Vous allez en Inde, non ? C'est très simple. Les destinations, c'est comme les coupes de cheveux, les chaussures... ou le conjoint. On les choisit s'ils nous vont bien. Ma nièce a des mèches blondes, elle adore les chaussures à talons hauts et elle s'est mariée l'an dernier avec un informaticien. Elle a invité quatre cent personnes au mariage. Où croyez-vous qu'ils sont allés en voyage de noce ? Exactement ! C'était Cancun ou une croisière. Donc, Cancun. (...) Vous êtes rasé de frais. Et vous l'avez fait pour pouvoir vous laisser pousser la barbe à partir d'aujourd'hui, n'est-ce pas ? Vous partez avec une peau de bébé et vous reviendrez barbu. Au retour, vous attendrez quelques jours avant de vous raser, après que tout le monde vous aura vu. Excusez-moi d'être aussi franc... Si on pouvait entrer dans la tête des autres, on serait surpris de voir à quel point rien n'a changé. Connais toi toi-même et tu connaîtras les autres. Je ne me moque pas de vous, je me moque du genre humain, de ce que nous sommes... Ma nièce a choisi Cancun pour des raisons similaires aux vôtres... Vous ne le croyez pas ? Vous reviendrez avec une barbe comme elle est revenue avec un petit bracelet. Elle parlait des daïquiris et du soleil. Vous parlerez de spiritualité et de karma. Elle montrera des photos de son mari en maillot de bain et vous des photos de beaux enfants aux yeux maquillés...au kajal, c'est un produit aromatique qui fortifie la vue des petits... Vous me demandez ça à moi ? Je ne suis qu'un balayeur. En plus, c'est difficile de parler de l'Inde. En réalité, on ne peut la décrire qu'avec les phrases habituelles : c'est une autre planète, il faut y aller pour comprendre, on en est tout remué, les Indiens sont dingues, ce genre de choses... rien de bien nouveau.
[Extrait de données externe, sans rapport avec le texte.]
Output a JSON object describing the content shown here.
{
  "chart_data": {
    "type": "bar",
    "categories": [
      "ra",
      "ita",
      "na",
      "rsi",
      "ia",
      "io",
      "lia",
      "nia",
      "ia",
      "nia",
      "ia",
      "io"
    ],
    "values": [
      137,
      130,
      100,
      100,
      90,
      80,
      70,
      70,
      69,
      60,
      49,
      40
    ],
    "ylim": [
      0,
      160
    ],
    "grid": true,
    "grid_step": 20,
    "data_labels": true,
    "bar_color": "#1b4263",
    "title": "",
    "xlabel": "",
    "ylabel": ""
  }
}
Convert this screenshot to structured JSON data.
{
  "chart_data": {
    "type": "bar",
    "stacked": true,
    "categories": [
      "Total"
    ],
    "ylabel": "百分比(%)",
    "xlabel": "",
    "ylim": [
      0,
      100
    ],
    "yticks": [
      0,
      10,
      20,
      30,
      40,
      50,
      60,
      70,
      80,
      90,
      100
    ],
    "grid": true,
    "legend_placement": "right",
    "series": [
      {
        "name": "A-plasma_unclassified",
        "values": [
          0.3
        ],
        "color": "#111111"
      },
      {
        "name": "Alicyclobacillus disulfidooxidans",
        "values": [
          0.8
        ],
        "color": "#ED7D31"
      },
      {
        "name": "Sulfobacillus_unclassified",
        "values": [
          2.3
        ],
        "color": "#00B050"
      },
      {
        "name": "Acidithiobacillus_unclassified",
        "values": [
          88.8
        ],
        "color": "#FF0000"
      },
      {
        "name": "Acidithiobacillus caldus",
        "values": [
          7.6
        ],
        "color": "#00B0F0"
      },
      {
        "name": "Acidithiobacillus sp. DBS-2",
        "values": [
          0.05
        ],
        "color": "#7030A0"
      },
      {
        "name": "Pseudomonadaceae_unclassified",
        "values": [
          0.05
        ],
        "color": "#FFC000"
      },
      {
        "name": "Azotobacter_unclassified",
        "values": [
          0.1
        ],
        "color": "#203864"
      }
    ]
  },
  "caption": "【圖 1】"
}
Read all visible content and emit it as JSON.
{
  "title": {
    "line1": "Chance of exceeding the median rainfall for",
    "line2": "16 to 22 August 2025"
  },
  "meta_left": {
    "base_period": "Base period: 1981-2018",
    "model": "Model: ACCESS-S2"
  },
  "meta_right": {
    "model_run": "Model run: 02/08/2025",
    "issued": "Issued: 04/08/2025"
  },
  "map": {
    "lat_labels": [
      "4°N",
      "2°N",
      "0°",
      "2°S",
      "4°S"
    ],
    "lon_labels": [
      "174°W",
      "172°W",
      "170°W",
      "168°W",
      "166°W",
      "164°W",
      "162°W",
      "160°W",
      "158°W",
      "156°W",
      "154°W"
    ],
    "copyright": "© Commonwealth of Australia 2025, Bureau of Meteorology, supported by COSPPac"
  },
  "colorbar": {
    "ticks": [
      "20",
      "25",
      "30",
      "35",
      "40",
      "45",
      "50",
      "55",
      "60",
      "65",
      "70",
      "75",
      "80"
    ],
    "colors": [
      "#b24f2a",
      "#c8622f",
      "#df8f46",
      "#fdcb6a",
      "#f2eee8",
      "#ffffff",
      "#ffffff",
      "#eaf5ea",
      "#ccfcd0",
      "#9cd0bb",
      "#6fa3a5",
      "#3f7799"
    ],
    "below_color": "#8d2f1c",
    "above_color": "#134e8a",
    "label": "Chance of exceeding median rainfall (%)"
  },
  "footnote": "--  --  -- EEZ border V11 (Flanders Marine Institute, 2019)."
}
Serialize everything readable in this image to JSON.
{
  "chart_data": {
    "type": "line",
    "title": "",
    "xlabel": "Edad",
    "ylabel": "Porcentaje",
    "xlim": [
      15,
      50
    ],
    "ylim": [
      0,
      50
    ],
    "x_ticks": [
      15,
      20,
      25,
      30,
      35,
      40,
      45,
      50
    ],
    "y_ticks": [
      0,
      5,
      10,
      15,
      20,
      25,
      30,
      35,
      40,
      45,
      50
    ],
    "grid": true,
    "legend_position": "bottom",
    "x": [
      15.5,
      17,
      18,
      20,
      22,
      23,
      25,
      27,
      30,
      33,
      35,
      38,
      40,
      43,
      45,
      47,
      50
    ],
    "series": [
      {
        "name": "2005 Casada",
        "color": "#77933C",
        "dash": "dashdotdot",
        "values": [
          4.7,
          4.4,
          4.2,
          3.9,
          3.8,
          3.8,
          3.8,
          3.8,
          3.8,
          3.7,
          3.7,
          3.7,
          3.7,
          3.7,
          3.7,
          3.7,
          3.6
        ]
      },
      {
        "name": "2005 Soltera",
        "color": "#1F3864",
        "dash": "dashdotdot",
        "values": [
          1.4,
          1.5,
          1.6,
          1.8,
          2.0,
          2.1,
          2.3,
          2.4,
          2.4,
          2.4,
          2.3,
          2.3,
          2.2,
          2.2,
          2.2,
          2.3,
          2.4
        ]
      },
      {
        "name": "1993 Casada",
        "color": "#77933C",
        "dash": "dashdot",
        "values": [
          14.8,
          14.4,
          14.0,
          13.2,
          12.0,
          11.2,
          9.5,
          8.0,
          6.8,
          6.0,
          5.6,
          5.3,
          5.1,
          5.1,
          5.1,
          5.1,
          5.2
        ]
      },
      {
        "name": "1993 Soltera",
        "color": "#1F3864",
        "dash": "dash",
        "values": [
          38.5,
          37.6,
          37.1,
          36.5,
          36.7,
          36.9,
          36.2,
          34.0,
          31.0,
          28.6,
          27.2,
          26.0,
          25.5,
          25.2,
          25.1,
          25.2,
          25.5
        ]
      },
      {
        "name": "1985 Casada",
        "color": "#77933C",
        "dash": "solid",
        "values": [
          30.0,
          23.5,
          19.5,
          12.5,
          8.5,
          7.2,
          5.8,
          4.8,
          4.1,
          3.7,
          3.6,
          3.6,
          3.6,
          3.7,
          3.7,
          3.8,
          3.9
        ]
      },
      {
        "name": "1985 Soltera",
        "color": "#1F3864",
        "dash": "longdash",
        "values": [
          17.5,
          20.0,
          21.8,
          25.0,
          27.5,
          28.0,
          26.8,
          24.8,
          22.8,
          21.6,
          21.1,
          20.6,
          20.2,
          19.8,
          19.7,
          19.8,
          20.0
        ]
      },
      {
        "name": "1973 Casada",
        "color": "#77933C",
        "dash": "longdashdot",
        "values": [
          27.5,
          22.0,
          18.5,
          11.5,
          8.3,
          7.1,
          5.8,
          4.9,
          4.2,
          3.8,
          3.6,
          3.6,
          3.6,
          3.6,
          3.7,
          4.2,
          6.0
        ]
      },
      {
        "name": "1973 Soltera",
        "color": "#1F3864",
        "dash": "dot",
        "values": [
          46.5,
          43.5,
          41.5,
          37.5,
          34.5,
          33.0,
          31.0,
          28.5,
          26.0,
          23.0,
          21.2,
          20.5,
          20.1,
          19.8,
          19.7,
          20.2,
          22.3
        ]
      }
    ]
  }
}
Je n'en dirai pas plus sur les autres petites perles, situations hilarantes ou réflexions philosophiques profondes, qui jalonnent constamment ce court roman d'à peine 160 pages. Toujours est-il que si vous cherchez l'habituel "petit bouquin sympathique, intelligent mais pas trop prise de tête" (Dieu que je hais cette préoccupation dominante des lectrices et lecteurs qui franchissent notre porte), n'allez pas plus loin, Le Japon n'existe pas vous tend ses pages.